You have no idea how flattering the phrase "tell me more about" is. Use it, and use it well. Confidence Coach Steve Errey from The Muse explained how to wield the magic, "Tell me more about how that works. Tell me more about your thinking there. You mentioned [insert project/challenge/idea]—tell me more about how you’re approaching that." The phrase shows you're not just into small talk and are actually curious about them as a person. How can your buddy not be charmed by you?

5. Don't Expect An Outcome

The person you're about to chat with might love you, they might smile awkwardly through the whole thing, or might be a nice source of company for 10 minutes. Who knows. The important thing is to not expect anything when you approach them. Why? Lifestyle writer Matt Ramos from self development site Tiny Buddha explained, "When you don’t expect any outcome, you won’t be disappointed or offended if someone doesn’t respond to you." It won't be a big deal — if they're not jiving, you smile and move on.

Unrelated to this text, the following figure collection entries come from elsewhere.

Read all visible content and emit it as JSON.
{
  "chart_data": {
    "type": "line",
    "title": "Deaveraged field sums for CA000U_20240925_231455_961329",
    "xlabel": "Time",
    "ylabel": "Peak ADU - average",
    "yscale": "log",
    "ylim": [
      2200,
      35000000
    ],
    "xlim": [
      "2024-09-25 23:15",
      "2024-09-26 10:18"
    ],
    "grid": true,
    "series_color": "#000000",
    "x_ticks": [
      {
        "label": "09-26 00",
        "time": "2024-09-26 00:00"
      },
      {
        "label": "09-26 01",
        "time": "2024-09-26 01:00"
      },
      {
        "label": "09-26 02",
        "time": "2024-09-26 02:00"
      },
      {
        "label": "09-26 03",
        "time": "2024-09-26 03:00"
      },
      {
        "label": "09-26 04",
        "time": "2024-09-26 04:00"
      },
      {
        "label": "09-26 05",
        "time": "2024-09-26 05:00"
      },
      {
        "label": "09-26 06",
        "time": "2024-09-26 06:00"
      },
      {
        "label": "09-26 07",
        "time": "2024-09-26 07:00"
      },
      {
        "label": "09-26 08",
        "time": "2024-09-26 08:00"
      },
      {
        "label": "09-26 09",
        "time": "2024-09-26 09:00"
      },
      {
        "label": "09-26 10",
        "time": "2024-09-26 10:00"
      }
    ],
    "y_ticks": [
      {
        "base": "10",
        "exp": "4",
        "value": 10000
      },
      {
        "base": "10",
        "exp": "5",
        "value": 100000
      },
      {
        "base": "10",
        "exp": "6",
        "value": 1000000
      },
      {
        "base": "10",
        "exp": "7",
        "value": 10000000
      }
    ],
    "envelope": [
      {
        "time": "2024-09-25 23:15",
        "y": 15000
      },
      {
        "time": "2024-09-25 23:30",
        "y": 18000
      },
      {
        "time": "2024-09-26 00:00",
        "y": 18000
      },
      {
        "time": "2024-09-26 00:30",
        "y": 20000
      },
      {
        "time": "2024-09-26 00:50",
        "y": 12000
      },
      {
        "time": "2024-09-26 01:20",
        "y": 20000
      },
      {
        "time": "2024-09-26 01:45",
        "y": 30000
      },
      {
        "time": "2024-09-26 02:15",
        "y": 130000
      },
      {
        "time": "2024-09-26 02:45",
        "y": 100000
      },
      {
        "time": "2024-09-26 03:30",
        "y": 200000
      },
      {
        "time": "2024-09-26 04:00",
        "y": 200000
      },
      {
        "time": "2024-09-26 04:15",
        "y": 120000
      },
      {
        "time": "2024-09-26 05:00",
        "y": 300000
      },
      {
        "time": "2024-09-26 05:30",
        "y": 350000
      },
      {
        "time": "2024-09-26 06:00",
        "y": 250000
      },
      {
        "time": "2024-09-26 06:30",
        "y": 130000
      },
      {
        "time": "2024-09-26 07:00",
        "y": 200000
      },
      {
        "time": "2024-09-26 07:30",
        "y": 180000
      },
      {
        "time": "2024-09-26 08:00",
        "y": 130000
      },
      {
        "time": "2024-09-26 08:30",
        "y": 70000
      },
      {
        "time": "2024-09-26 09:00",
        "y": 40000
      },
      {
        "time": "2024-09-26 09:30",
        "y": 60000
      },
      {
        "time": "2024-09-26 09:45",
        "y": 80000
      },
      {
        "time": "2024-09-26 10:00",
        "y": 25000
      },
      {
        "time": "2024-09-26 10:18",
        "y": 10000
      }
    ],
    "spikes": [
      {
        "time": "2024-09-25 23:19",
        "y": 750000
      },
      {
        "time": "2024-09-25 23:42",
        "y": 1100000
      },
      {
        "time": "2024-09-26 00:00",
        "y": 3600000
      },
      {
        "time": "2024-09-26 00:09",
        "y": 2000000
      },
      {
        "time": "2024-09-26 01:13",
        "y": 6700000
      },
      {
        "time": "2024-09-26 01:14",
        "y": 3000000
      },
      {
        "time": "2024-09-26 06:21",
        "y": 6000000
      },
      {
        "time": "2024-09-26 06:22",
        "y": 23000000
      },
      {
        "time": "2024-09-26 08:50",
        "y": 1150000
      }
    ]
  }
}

6. Remember: Nerves Disappear With Practice

Even with all of these tips you still might feel super weird going in and talking with strangers. That's fine, lean into that gross feeling. Ramos explained, "One of the best ways to combat the fear is to do it repeatedly. Push through the fear and it will start to feel more natural." Think about it: After doing this 10 times it'll feel a lot easier. Let yourself get there.

7. Amp Up Your Reactions

You know when there's that easy-going, quick-to-laugh, enthralled-by-your-stories type of person at a party? And you know how you can't but help hover around them like they're a box of cupcakes, because they make you feel so good? Be that person. The way to achieve that is by simply amping up your reactions. Bradberry suggested, "Becoming cognizant of your gestures, expressions, and tone of voice (and making certain they’re positive) will draw people to you like ants to a picnic. Using an enthusiastic tone, uncrossing your arms, maintaining eye contact, and leaning toward the speaker are all forms of positive body language employed by great listeners." Basically, act excited to be there, even if you fake it a little. People will flock.

8. Test Group Your Stories

If telling anecdotes or sharing stories about yourself seems nerve-racking, reassure yourself about your story-telling capabilities by taking some of the guess work out of it. Wolf explained, "Practice. Tell your stories in conversation with your friends or family — people you already feel comfortable talking to. See how they react." If you get laughs and enthusiastic questions, you'll know to keep that one in you back pocket for later.

9. Pretend They're Already Your Pal

You wouldn't think twice being your natural amazing self with your friends, so just pretend the person you're talking to is already your pal. Ramos clarified why this works, "This way you’ll treat them that way instead of seeming awkward." Already acting like you're friends takes away that stuffy get-to-know-you feeling and makes everyone more relaxed.

10. Ask What's The Best Part Of Something

While in a conversation, asking what's the best part of whatever topic is at hand makes you two move right into the good stuff. You're now rehashing highlights, fond memories, and passions, so your conversation will only be the stuff of confetti canons. It's sure-fire. Errey gave an example of how to phrase it, saying, "What’s the best part of your role? What’s your favorite part of what you do? What lights you up in your business?" No matter the topic, you can always ask what was their favorite bit.

11. Don't Be Scared To Be Random

I'm not saying to stand on your head or suggest a drive out to the ocean, but don't be scared to get random when you meet strangers. It can open up a lot of interesting topics. For example, Errey showed what would happen if you simply asked the question, "What's your favorite cheese?" He explained, "A question like this might result in a story about a beautiful meal in Europe, it might turn into a debate about what the king of cheese is, or it might get into a conversation about a local farmers market." And if the person gives you a one-word answer, you direct the convo into something more like the above.

In the end, it's okay to be nervous meeting strangers. But if you keep these tips at the tips of your fingers, the whole process will be easier and — more importantly — fun!